The point I would like to make here is that, for over a millennia, the Christian faith worked with this participatory and Neoplatonic cosmology, a worldview that shaped our view of God, the relationship between God and the world, and our vision of salvation. This participatory metaphysics provided many of the background assumptions that guided theological reflection and doctrinal development. It shaped how we interpreted Scripture. And then, suddenly, it was gone. During the Enlightenment, the cosmological and metaphysical scaffolding of Christian thought was rejected. The Neoplatonic framework was jettisoned. 

As I described above, what is generally noted in this discussion is the Protestant Reformation's rejection of a magisterial tradition in favor of sola scriptura (Scripture alone). But what I'm interested in goes deeper than hermeneutics. I'm describing a metaphysical rejection, the loss of a participatory metaphysics, the little discussed paradigm shift when one cosmological worldview was replaced with another.

It’s true that, when the Reformation turned away from an authoritative teaching office, a hermeneutical Pandora's box was opened. But my concern is not about doctrinal debates like infant baptism, but with the deeper metaphysical shifts that have taken place over the last 500 years. These shifts have changed how we imagine the world and our place within it. And this imaginative background, this metaphysical backdrop, is rarely discussed. 

What I'm interested in are the deep and often invisible assumptions that now regulate and guide Christian thought.
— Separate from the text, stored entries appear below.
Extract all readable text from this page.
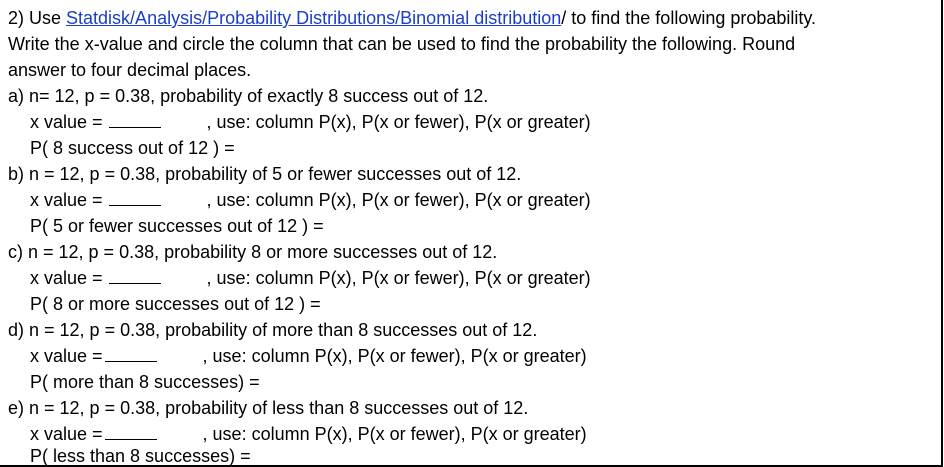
2) Use Statdisk/Analysis/Probability Distributions/Binomial distribution/ to find the following probability.
Write the x-value and circle the column that can be used to find the probability the following. Round
answer to four decimal places.
a) n= 12, p = 0.38, probability of exactly 8 success out of 12.
x value =	, use: column P(x), P(x or fewer), P(x or greater)
P( 8 success out of 12 ) =
b) n = 12, p = 0.38, probability of 5 or fewer successes out of 12.
x value =	, use: column P(x), P(x or fewer), P(x or greater)
P( 5 or fewer successes out of 12 ) =
c) n = 12, p = 0.38, probability 8 or more successes out of 12.
x value =	, use: column P(x), P(x or fewer), P(x or greater)
P( 8 or more successes out of 12 ) =
d) n = 12, p = 0.38, probability of more than 8 successes out of 12.
x value =	, use: column P(x), P(x or fewer), P(x or greater)
P( more than 8 successes) =
e) n = 12, p = 0.38, probability of less than 8 successes out of 12.
x value =	, use: column P(x), P(x or fewer), P(x or greater)
P( less than 8 successes) =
In my opinion, many of Christianity’s current ailments have less to do with hermeneutical disagreement than with this metaphysical loss.

However, what makes this metaphysical loss so hard to name and confront is that, from the very beginning, Christianity’s fusion with Platonic thought was extra-biblical, an encounter with a philosophical vision beyond the plain text of Scripture. As a result, any talk of metaphysics will seem off-topic, overly philosophical, and unbiblical.
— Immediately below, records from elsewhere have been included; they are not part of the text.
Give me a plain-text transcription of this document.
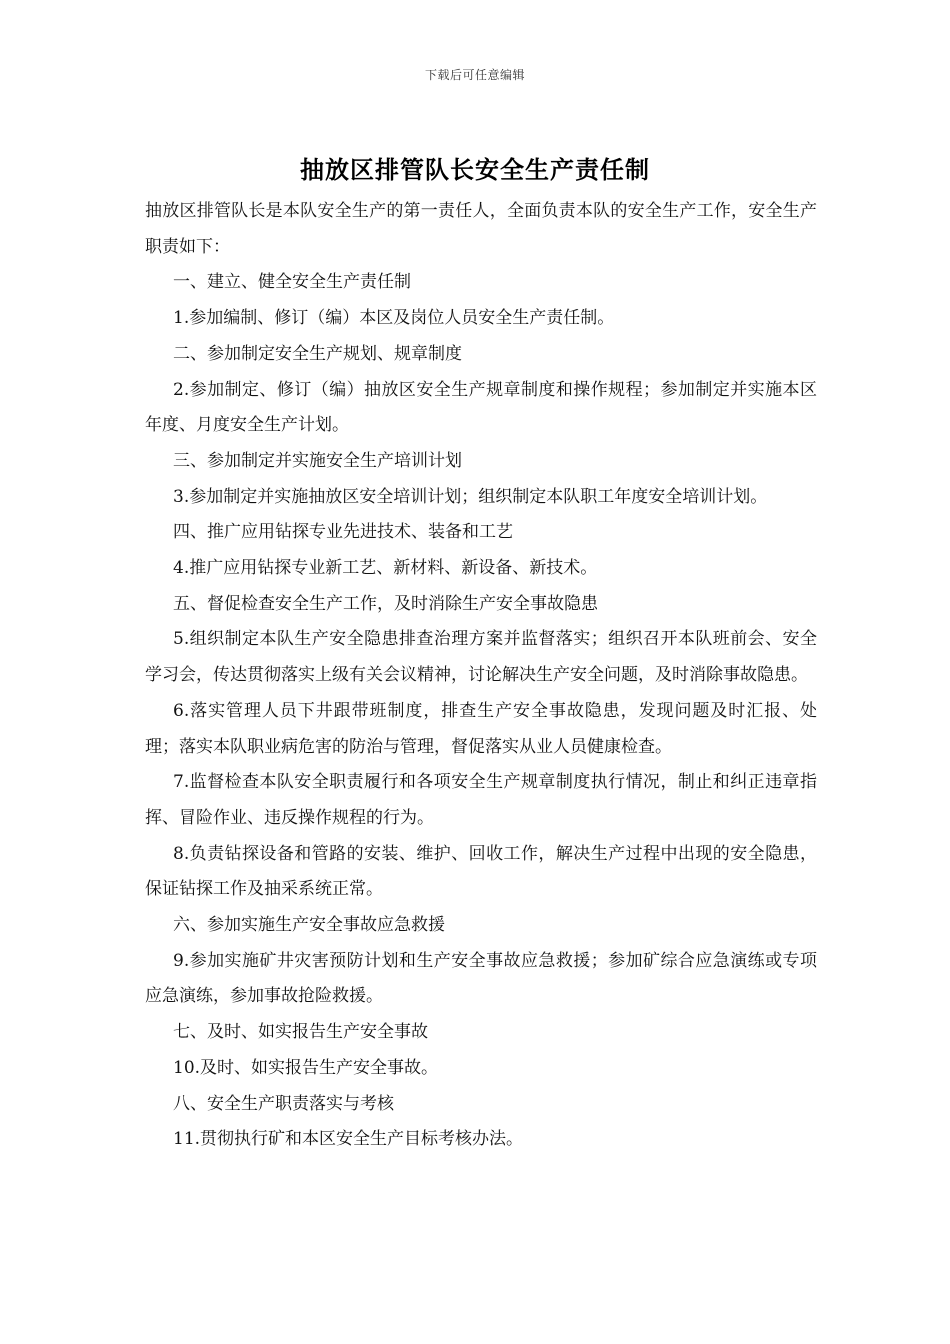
下载后可任意编辑
抽放区排管队长安全生产责任制

抽放区排管队长是本队安全生产的第一责任人，全面负责本队的安全生产工作，安全生产职责如下：

一、建立、健全安全生产责任制

1.参加编制、修订（编）本区及岗位人员安全生产责任制。

二、参加制定安全生产规划、规章制度

2.参加制定、修订（编）抽放区安全生产规章制度和操作规程；参加制定并实施本区年度、月度安全生产计划。

三、参加制定并实施安全生产培训计划

3.参加制定并实施抽放区安全培训计划；组织制定本队职工年度安全培训计划。

四、推广应用钻探专业先进技术、装备和工艺

4.推广应用钻探专业新工艺、新材料、新设备、新技术。

五、督促检查安全生产工作，及时消除生产安全事故隐患

5.组织制定本队生产安全隐患排查治理方案并监督落实；组织召开本队班前会、安全学习会，传达贯彻落实上级有关会议精神，讨论解决生产安全问题，及时消除事故隐患。

6.落实管理人员下井跟带班制度，排查生产安全事故隐患，发现问题及时汇报、处理；落实本队职业病危害的防治与管理，督促落实从业人员健康检查。

7.监督检查本队安全职责履行和各项安全生产规章制度执行情况，制止和纠正违章指挥、冒险作业、违反操作规程的行为。

8.负责钻探设备和管路的安装、维护、回收工作，解决生产过程中出现的安全隐患，保证钻探工作及抽采系统正常。

六、参加实施生产安全事故应急救援

9.参加实施矿井灾害预防计划和生产安全事故应急救援；参加矿综合应急演练或专项应急演练，参加事故抢险救援。

七、及时、如实报告生产安全事故

10.及时、如实报告生产安全事故。

八、安全生产职责落实与考核

11.贯彻执行矿和本区安全生产目标考核办法。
But if it's true that Neoplatonic metaphysics shaped Christianity from the start, then a metaphysical recovery is essential, both for making sense of the faith we have inherited and for understanding why modernity has run it off the rails. Some of Christianity’s modern crises have less to do with Scripture itself than with something “off the page” glitching in the background.

The point of this series is to bring that background glitch into view.